Colors & their codes
Base 16 (hexadecimal) Math 101 for computer people
The code for each color is determined by how luminescent it is. Do you remember radix arithmetic from school? Radix (or base) 10 is for decimal values (0-9), base 2 for binary values (0-1), etc. Next most common are the bases that computers use in addition to binary. 2 binary digits in a row can represent values from 0-3, 3 digits show 0-7, 4 digits 0-15, and to represent colors for the Internet, we need to represent 256 colors, 0-255. For 256 colors, we'd need that many characters, but we don't have that many characters in our alphabet, so we use 2 characters for the color. Base 16 numbers can represent that 16 values, and 2 in a row, will give us 256 values (what we need) and they fit in a byte of storage, too! Recapping, if each digit took 4 bits & represent values 0-15, we can use a single character to make up those values if only we could represent all 16 values in the 4 bits. So, we use the 10 decimal digits 0-9 and then start with A to represent 10-15, so A-F are the characters we need to represent one hexadecimal digit. To get to 256 -- with base 16 arithmetic (we can say hex for short), 16 times 16 gives us the 256 we need. So that would be hex 11 (1*16+1), and if A is 10, then B is 11, so 11 represents 16+1=17. Using # to indicate a numeric value is in hex is an Internet standard (for HTML, CSS, etc).
Making hex digits into colors
There are 256 levels of luminosity for each color (0-255).
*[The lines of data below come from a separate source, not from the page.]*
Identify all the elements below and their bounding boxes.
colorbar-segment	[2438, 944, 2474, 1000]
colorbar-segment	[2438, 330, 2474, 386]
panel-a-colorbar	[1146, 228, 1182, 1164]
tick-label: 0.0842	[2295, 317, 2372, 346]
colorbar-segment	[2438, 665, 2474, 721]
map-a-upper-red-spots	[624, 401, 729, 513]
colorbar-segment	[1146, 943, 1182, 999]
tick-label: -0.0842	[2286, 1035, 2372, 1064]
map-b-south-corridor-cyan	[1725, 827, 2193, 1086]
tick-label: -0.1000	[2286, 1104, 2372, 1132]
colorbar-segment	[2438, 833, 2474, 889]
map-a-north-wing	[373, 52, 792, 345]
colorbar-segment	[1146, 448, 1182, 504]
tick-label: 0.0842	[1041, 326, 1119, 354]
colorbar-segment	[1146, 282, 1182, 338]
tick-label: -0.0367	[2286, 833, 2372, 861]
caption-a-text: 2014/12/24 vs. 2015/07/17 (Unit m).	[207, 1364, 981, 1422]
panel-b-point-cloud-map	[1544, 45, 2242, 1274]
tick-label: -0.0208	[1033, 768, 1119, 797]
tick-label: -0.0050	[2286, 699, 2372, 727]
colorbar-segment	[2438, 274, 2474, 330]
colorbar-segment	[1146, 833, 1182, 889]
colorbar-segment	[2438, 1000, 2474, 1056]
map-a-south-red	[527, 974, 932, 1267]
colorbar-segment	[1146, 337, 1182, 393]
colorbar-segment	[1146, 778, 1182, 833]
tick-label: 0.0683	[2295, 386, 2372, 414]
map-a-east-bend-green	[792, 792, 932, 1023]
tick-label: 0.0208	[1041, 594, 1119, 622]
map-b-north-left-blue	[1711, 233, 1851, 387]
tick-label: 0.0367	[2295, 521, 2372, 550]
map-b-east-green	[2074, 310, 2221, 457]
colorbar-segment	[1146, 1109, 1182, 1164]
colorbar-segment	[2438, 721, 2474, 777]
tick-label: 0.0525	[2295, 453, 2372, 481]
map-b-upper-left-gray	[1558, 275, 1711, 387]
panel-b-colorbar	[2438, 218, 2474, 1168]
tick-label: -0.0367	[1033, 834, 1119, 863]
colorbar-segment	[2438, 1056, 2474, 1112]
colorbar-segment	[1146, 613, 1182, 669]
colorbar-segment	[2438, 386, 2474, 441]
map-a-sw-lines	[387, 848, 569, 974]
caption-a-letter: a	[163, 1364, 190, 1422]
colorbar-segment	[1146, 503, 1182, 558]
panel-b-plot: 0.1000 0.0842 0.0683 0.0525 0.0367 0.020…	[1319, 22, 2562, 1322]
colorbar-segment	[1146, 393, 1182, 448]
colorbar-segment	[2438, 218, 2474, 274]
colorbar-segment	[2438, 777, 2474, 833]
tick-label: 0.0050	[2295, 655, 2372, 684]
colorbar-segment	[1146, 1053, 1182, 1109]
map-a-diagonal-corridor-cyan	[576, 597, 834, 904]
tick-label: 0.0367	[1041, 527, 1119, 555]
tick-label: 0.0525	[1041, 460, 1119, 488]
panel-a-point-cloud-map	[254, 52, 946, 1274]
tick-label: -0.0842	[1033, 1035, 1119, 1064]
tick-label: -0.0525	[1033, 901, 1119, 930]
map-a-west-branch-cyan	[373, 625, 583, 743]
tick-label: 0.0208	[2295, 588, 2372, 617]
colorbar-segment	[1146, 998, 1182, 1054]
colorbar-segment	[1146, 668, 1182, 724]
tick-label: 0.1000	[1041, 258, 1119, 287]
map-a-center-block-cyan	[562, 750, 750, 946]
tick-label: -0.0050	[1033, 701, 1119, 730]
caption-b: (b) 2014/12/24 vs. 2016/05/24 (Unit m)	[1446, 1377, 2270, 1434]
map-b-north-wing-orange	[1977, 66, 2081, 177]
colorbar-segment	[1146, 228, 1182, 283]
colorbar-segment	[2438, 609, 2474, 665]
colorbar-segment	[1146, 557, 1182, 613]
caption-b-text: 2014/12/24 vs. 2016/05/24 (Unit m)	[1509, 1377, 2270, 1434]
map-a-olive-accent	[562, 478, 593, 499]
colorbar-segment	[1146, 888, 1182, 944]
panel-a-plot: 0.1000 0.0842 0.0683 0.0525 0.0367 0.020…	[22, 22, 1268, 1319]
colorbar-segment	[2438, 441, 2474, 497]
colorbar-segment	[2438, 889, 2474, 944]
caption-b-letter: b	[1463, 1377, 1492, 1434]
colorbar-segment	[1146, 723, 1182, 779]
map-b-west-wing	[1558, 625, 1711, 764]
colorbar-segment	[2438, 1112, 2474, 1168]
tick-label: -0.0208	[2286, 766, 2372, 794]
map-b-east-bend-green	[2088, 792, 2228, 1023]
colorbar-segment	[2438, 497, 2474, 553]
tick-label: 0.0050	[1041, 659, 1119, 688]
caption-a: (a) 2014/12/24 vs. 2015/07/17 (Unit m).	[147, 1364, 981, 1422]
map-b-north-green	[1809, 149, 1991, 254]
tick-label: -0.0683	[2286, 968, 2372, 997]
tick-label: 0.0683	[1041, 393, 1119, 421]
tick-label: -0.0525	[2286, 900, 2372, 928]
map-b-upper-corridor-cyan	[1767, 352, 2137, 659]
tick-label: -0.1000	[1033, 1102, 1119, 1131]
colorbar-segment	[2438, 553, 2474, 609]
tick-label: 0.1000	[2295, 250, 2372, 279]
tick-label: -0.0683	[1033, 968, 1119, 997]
The code for Black is #000000 -- none of any of the colors, so black. The code for White is #FFFFFF, 255 for each of red, green, & blue. Halfway from 0-255 is 128 -- #80, as you might expect, so it means to show gray. For the other colors, check out that link above, see what colors match with which codes, and if you keep doing that for various colors, you'll get the hang of it.